[HN Gopher] Diffusion Forcing: Next-Token Prediction Meets Full-...
       ___________________________________________________________________
        
       Diffusion Forcing: Next-Token Prediction Meets Full-Sequence
       Diffusion
        
       Author : magoghm
       Score  : 154 points
       Date   : 2024-07-04 02:09 UTC (20 hours ago)
        
 (HTM) web link (boyuan.space)
 (TXT) w3m dump (boyuan.space)
        
       | blovescoffee wrote:
       | Am I missing something about training time?

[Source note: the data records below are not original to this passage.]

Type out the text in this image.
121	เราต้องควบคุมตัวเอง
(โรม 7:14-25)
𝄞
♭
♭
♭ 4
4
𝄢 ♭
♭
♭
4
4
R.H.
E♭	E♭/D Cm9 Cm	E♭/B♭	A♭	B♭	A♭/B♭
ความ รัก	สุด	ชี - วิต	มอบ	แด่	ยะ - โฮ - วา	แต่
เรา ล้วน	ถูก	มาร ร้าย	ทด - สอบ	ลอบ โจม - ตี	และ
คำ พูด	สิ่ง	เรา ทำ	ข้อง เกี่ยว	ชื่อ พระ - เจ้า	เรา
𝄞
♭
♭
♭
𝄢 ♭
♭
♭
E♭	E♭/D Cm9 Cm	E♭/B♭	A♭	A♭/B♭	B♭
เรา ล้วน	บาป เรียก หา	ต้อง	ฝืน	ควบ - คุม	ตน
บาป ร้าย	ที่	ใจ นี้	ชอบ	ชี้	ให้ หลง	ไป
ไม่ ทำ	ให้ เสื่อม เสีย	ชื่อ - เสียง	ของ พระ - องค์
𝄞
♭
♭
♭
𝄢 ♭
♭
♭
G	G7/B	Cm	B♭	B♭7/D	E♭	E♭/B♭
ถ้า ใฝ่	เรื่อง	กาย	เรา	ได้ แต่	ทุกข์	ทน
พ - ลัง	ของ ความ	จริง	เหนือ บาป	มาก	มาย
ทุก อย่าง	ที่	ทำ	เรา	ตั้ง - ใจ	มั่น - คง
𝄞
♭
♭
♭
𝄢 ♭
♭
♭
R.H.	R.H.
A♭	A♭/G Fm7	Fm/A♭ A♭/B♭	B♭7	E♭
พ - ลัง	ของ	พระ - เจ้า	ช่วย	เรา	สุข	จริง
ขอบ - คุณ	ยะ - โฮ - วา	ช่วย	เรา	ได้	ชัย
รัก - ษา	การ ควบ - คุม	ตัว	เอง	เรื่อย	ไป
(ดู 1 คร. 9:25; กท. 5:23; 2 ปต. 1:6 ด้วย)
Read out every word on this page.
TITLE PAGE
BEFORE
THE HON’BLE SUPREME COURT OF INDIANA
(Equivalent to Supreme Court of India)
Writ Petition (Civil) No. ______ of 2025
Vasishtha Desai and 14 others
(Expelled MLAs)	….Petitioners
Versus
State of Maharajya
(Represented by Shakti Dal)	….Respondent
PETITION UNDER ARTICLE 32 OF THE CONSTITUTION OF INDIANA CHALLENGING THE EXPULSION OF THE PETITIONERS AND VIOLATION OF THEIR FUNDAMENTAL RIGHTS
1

Does adding per token
       | noise cause training to slow significantly? Cool paper though!
        
       | luke-stanley wrote:
       | Anyone know of research or tools for using an existing text
       | generating LLM with diffusion like techniques with no new pre-
       | training, or at most, a bit of fine-tuning, such that it works
       | with a small GPT / Phi 3 / Gwen model, for example? I know about
       | Tree of Thoughts with MCTS etc, that are somewhat similar (though
       | often with a different reward learned goal) but I'm interested in
       | something closer to token level generation. Is this possible?
        
       | vessenes wrote:
       | A number of ideas seem notable to me here; first, they are
       | merging the idea of sequence masking (the key training idea for
       | LLMs) with diffusion models; they do this by keeping track of an
       | 'uncertainty' level per pixel. This 'uncertainty' level is
       | treated as the 'noise' level for the diffusion model, (a model
       | which denoises controlled by some sort of embedding).
       | 
       | There are a bunch of neat things you can do with this: in
       | particular, you can firm up parts of the image earlier than
       | others, and thus use it for, say maze solving. They even show it
       | controlling a robot arm moving fruit around, which is pretty
       | wild.
       | 
       | In a way the title undersells the idea - this is a way to do
       | _fractional_ masking, since the masking level is a float - and I
       | think is really a pretty profound and interesting idea.
       | 
       | However, there's a lot not talked about in this paper; I'd be
       | very curious to see their codebase. _How_ exactly do you set up a
       | maze-following task vs a video extension task? How do you hook up
       | a robot arm to this model, and tell the model what you want done?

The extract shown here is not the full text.